Low-temperature radiation damage studies in single-walled carbon nanotube bundles by hopping conductance

The paper shows the results of studying radiation defects in single-walled carbon nanotube bundles at low temperatures. The data were obtained in a unique experiment that inseparably combines 1 MeV electron irra-diation at a temperature of-10 K and electrical conductivity measurements over a wide temperature range of 5-300 K. The experiment allowed us to reveal and separate the influence of stable and unstable radiation defects on the electrical properties of SWCNTs. It is shown that the 2D Mott variable range hopping conduction regime exhibits resistance to electron irradiation.
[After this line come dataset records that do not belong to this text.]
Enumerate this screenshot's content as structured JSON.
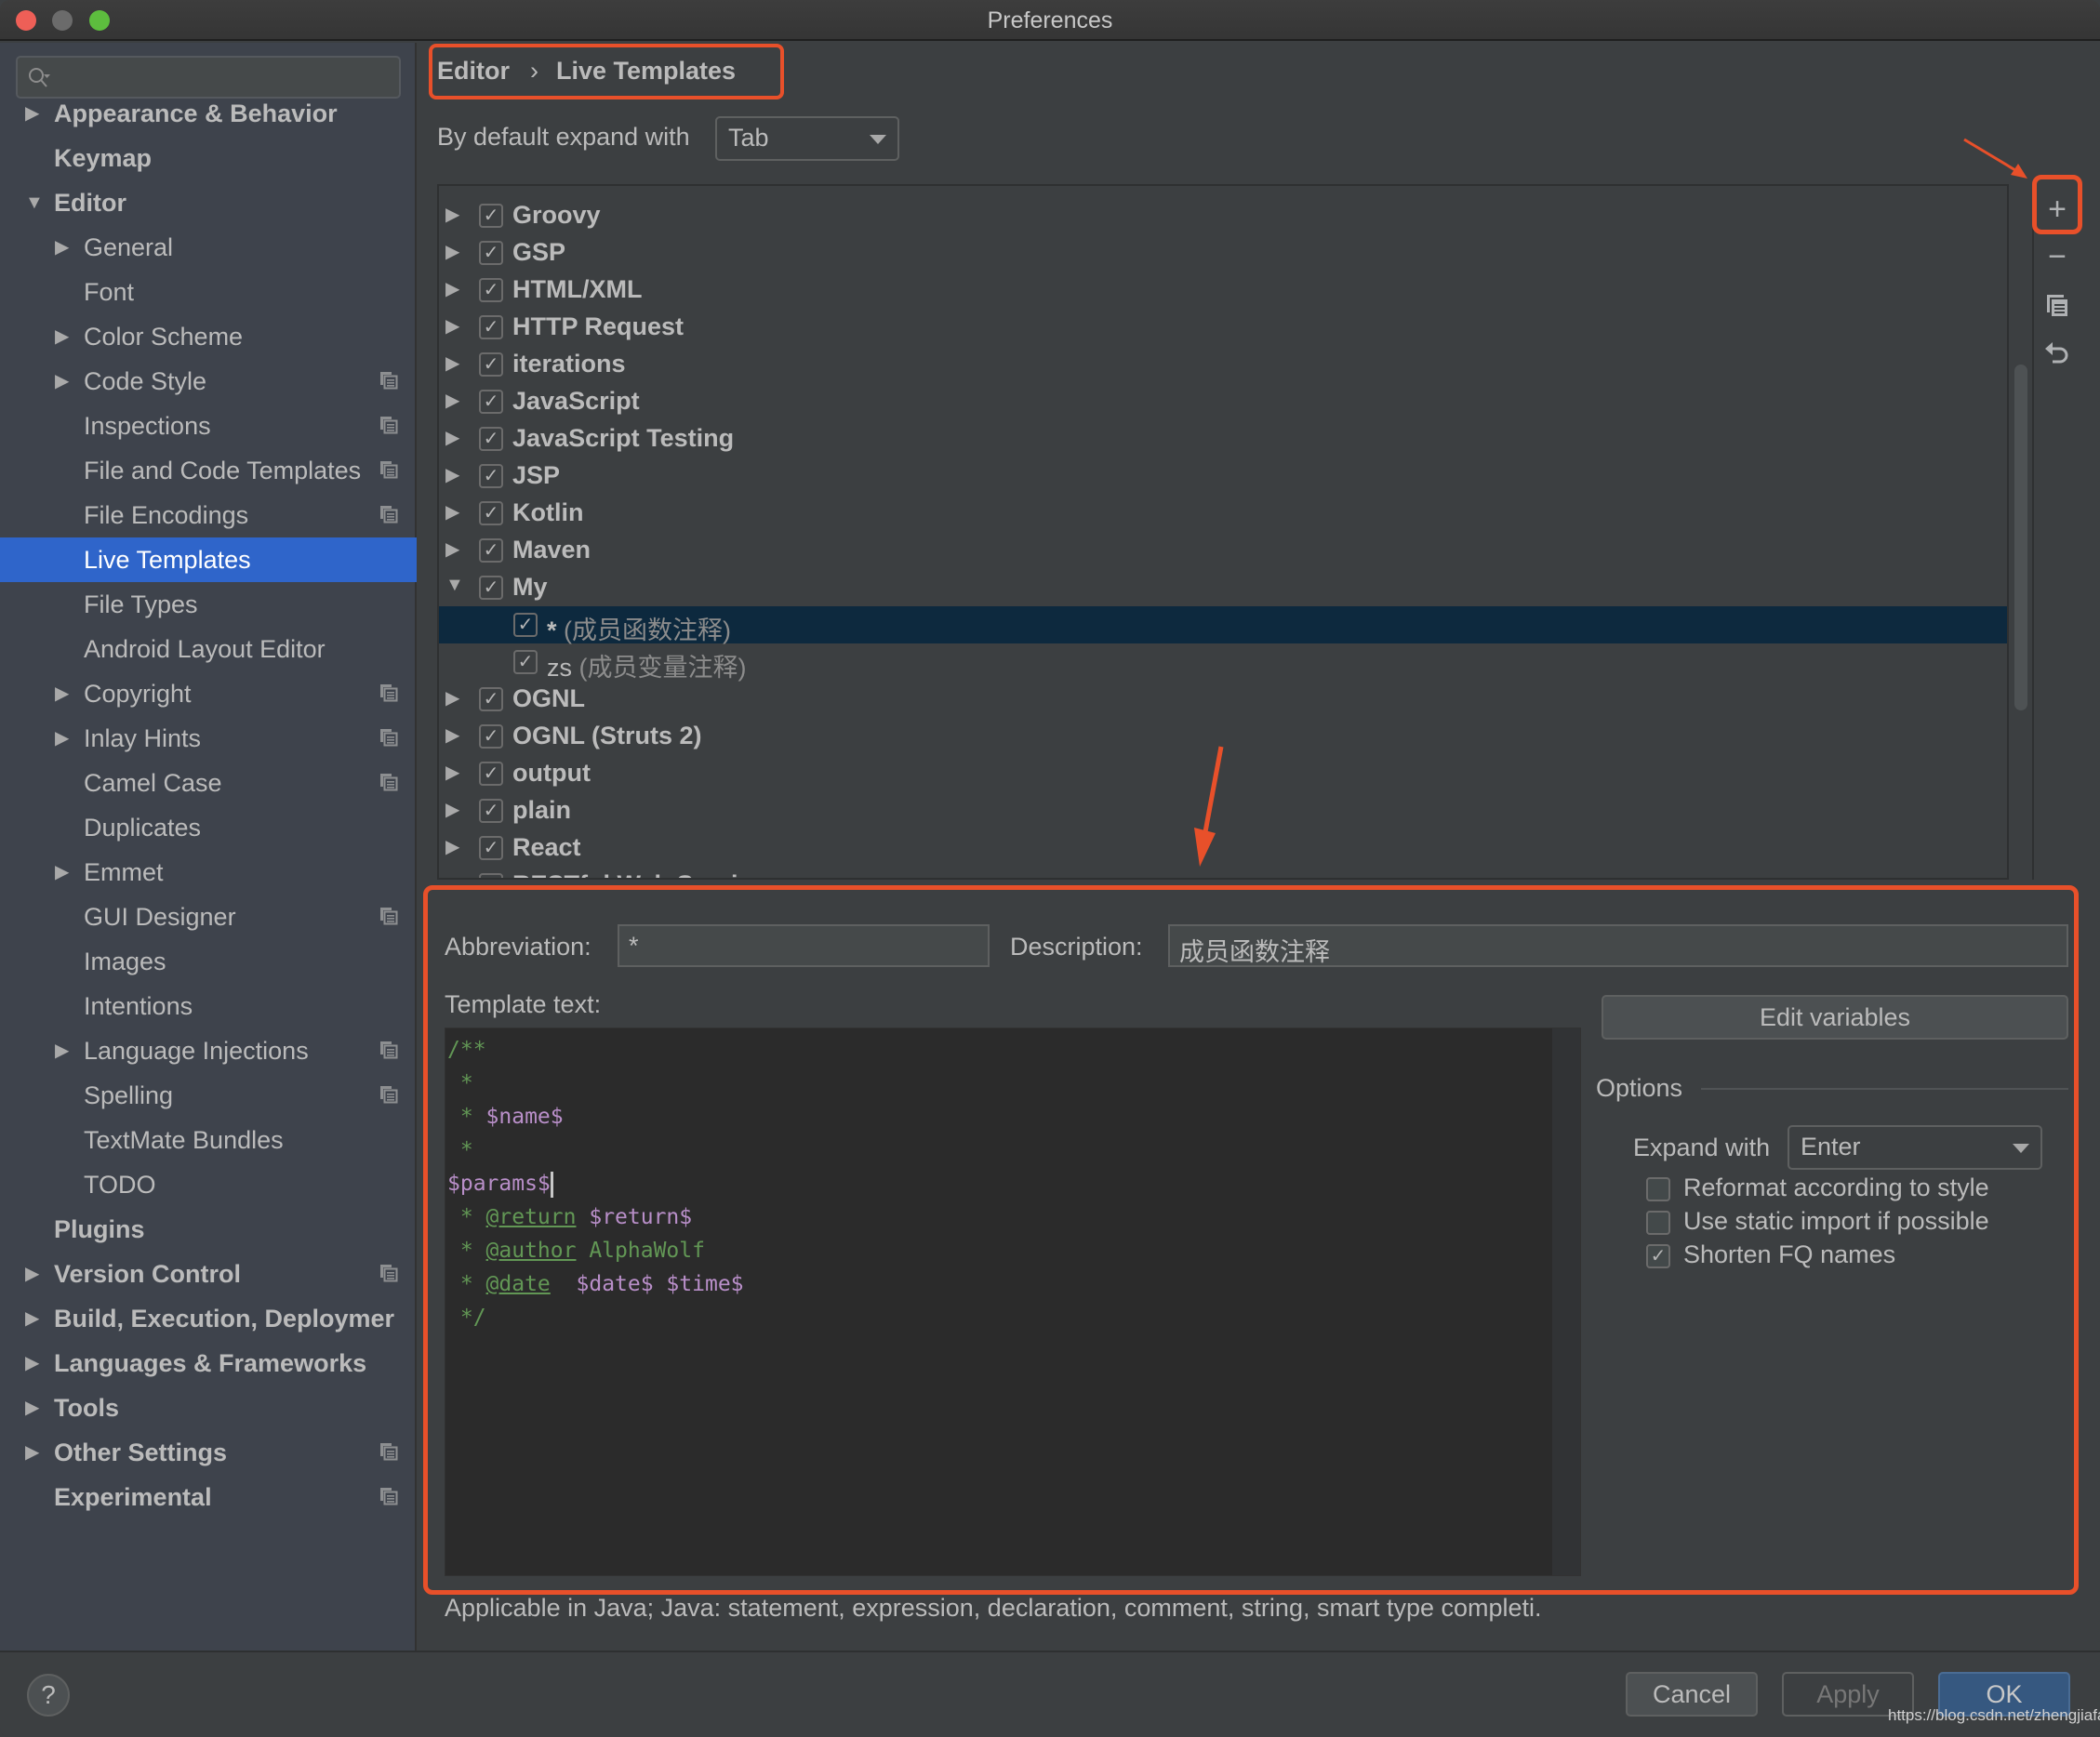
{
  "window": {
    "title": "Preferences"
  },
  "sidebar": {
    "search_placeholder": "",
    "items": [
      {
        "label": "Appearance & Behavior",
        "level": 0,
        "bold": true,
        "arrow": "right",
        "project_icon": false
      },
      {
        "label": "Keymap",
        "level": 0,
        "bold": true,
        "arrow": "none",
        "project_icon": false
      },
      {
        "label": "Editor",
        "level": 0,
        "bold": true,
        "arrow": "down",
        "project_icon": false
      },
      {
        "label": "General",
        "level": 1,
        "bold": false,
        "arrow": "right",
        "project_icon": false
      },
      {
        "label": "Font",
        "level": 1,
        "bold": false,
        "arrow": "none",
        "project_icon": false
      },
      {
        "label": "Color Scheme",
        "level": 1,
        "bold": false,
        "arrow": "right",
        "project_icon": false
      },
      {
        "label": "Code Style",
        "level": 1,
        "bold": false,
        "arrow": "right",
        "project_icon": true
      },
      {
        "label": "Inspections",
        "level": 1,
        "bold": false,
        "arrow": "none",
        "project_icon": true
      },
      {
        "label": "File and Code Templates",
        "level": 1,
        "bold": false,
        "arrow": "none",
        "project_icon": true
      },
      {
        "label": "File Encodings",
        "level": 1,
        "bold": false,
        "arrow": "none",
        "project_icon": true
      },
      {
        "label": "Live Templates",
        "level": 1,
        "bold": false,
        "arrow": "none",
        "project_icon": false,
        "selected": true
      },
      {
        "label": "File Types",
        "level": 1,
        "bold": false,
        "arrow": "none",
        "project_icon": false
      },
      {
        "label": "Android Layout Editor",
        "level": 1,
        "bold": false,
        "arrow": "none",
        "project_icon": false
      },
      {
        "label": "Copyright",
        "level": 1,
        "bold": false,
        "arrow": "right",
        "project_icon": true
      },
      {
        "label": "Inlay Hints",
        "level": 1,
        "bold": false,
        "arrow": "right",
        "project_icon": true
      },
      {
        "label": "Camel Case",
        "level": 1,
        "bold": false,
        "arrow": "none",
        "project_icon": true
      },
      {
        "label": "Duplicates",
        "level": 1,
        "bold": false,
        "arrow": "none",
        "project_icon": false
      },
      {
        "label": "Emmet",
        "level": 1,
        "bold": false,
        "arrow": "right",
        "project_icon": false
      },
      {
        "label": "GUI Designer",
        "level": 1,
        "bold": false,
        "arrow": "none",
        "project_icon": true
      },
      {
        "label": "Images",
        "level": 1,
        "bold": false,
        "arrow": "none",
        "project_icon": false
      },
      {
        "label": "Intentions",
        "level": 1,
        "bold": false,
        "arrow": "none",
        "project_icon": false
      },
      {
        "label": "Language Injections",
        "level": 1,
        "bold": false,
        "arrow": "right",
        "project_icon": true
      },
      {
        "label": "Spelling",
        "level": 1,
        "bold": false,
        "arrow": "none",
        "project_icon": true
      },
      {
        "label": "TextMate Bundles",
        "level": 1,
        "bold": false,
        "arrow": "none",
        "project_icon": false
      },
      {
        "label": "TODO",
        "level": 1,
        "bold": false,
        "arrow": "none",
        "project_icon": false
      },
      {
        "label": "Plugins",
        "level": 0,
        "bold": true,
        "arrow": "none",
        "project_icon": false
      },
      {
        "label": "Version Control",
        "level": 0,
        "bold": true,
        "arrow": "right",
        "project_icon": true
      },
      {
        "label": "Build, Execution, Deploymer",
        "level": 0,
        "bold": true,
        "arrow": "right",
        "project_icon": false
      },
      {
        "label": "Languages & Frameworks",
        "level": 0,
        "bold": true,
        "arrow": "right",
        "project_icon": false
      },
      {
        "label": "Tools",
        "level": 0,
        "bold": true,
        "arrow": "right",
        "project_icon": false
      },
      {
        "label": "Other Settings",
        "level": 0,
        "bold": true,
        "arrow": "right",
        "project_icon": true
      },
      {
        "label": "Experimental",
        "level": 0,
        "bold": true,
        "arrow": "none",
        "project_icon": true
      }
    ]
  },
  "breadcrumb": {
    "parent": "Editor",
    "separator": "›",
    "current": "Live Templates"
  },
  "expand_default": {
    "label": "By default expand with",
    "value": "Tab"
  },
  "template_groups": [
    {
      "name": "Groovy",
      "checked": true,
      "expanded": false
    },
    {
      "name": "GSP",
      "checked": true,
      "expanded": false
    },
    {
      "name": "HTML/XML",
      "checked": true,
      "expanded": false
    },
    {
      "name": "HTTP Request",
      "checked": true,
      "expanded": false
    },
    {
      "name": "iterations",
      "checked": true,
      "expanded": false
    },
    {
      "name": "JavaScript",
      "checked": true,
      "expanded": false
    },
    {
      "name": "JavaScript Testing",
      "checked": true,
      "expanded": false
    },
    {
      "name": "JSP",
      "checked": true,
      "expanded": false
    },
    {
      "name": "Kotlin",
      "checked": true,
      "expanded": false
    },
    {
      "name": "Maven",
      "checked": true,
      "expanded": false
    },
    {
      "name": "My",
      "checked": true,
      "expanded": true,
      "children": [
        {
          "abbr": "*",
          "desc": "(成员函数注释)",
          "checked": true,
          "selected": true
        },
        {
          "abbr": "zs",
          "desc": "(成员变量注释)",
          "checked": true,
          "selected": false
        }
      ]
    },
    {
      "name": "OGNL",
      "checked": true,
      "expanded": false
    },
    {
      "name": "OGNL (Struts 2)",
      "checked": true,
      "expanded": false
    },
    {
      "name": "output",
      "checked": true,
      "expanded": false
    },
    {
      "name": "plain",
      "checked": true,
      "expanded": false
    },
    {
      "name": "React",
      "checked": true,
      "expanded": false
    },
    {
      "name": "RESTful Web Services",
      "checked": true,
      "expanded": false
    }
  ],
  "toolbar": {
    "add": {
      "icon": "plus-icon",
      "glyph": "+"
    },
    "remove": {
      "icon": "minus-icon",
      "glyph": "−"
    },
    "copy": {
      "icon": "copy-icon"
    },
    "restore": {
      "icon": "undo-icon",
      "glyph": "↶"
    }
  },
  "detail": {
    "abbreviation_label": "Abbreviation:",
    "abbreviation_value": "*",
    "description_label": "Description:",
    "description_value": "成员函数注释",
    "template_text_label": "Template text:",
    "template_lines": [
      [
        {
          "t": "/**",
          "c": "green"
        }
      ],
      [
        {
          "t": " *",
          "c": "green"
        }
      ],
      [
        {
          "t": " * ",
          "c": "green"
        },
        {
          "t": "$name$",
          "c": "var"
        }
      ],
      [
        {
          "t": " *",
          "c": "green"
        }
      ],
      [
        {
          "t": "$params$",
          "c": "var"
        },
        {
          "t": "",
          "c": "caret"
        }
      ],
      [
        {
          "t": " * ",
          "c": "green"
        },
        {
          "t": "@return",
          "c": "tag"
        },
        {
          "t": " ",
          "c": "green"
        },
        {
          "t": "$return$",
          "c": "var"
        }
      ],
      [
        {
          "t": " * ",
          "c": "green"
        },
        {
          "t": "@author",
          "c": "tag"
        },
        {
          "t": " AlphaWolf",
          "c": "green"
        }
      ],
      [
        {
          "t": " * ",
          "c": "green"
        },
        {
          "t": "@date",
          "c": "tag"
        },
        {
          "t": "  ",
          "c": "green"
        },
        {
          "t": "$date$ $time$",
          "c": "var"
        }
      ],
      [
        {
          "t": " */",
          "c": "green"
        }
      ]
    ],
    "edit_variables_label": "Edit variables",
    "options_label": "Options",
    "expand_with_label": "Expand with",
    "expand_with_value": "Enter",
    "options": [
      {
        "label": "Reformat according to style",
        "checked": false
      },
      {
        "label": "Use static import if possible",
        "checked": false
      },
      {
        "label": "Shorten FQ names",
        "checked": true
      }
    ]
  },
  "footer": {
    "applicable_text": "Applicable in Java; Java: statement, expression, declaration, comment, string, smart type completi.",
    "help_label": "?",
    "cancel_label": "Cancel",
    "apply_label": "Apply",
    "ok_label": "OK"
  },
  "watermark": "https://blog.csdn.net/zhengjiafa",
  "colors": {
    "highlight_annotation": "#e8502a",
    "sidebar_selected": "#2f65ca",
    "tree_selected": "#0d293e",
    "ok_button": "#365880",
    "code_green": "#629755",
    "code_var": "#b98fc9"
  }
}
The hopping conductivity is the dominant charge transfer mechanism in the temperature range of 5-50 K in both the pristine and irradiated SWCNT samples. It was found that the parameters of hopping transport demonstrate high sensitivity to the introduction and annealing of radiation defects. The low-temperature electron irradiation revealed the possibility of the emergence of an additional conduction channel in the irradiated SWCNTs. This channel demonstrates thermally activated behavior with a low activation energy of-0.5 meV at temperatures of 5-50 K. The obtained data indicate that unstable radiation defects create conditions for the possibility of impurity band conduction in SWCNT bundles.

Automated summary

The paper presents the results of a study on radiation defects in single-walled carbon nanotube (SWCNT) bundles at low temperatures. The experiment combined 1 MeV electron irradiation and electrical conductivity measurements to investigate the influence of stable and unstable radiation defects on the electrical properties of SWCNTs. It was found that the 2D Mott variable range hopping conduction regime exhibits resistance to electron irradiation.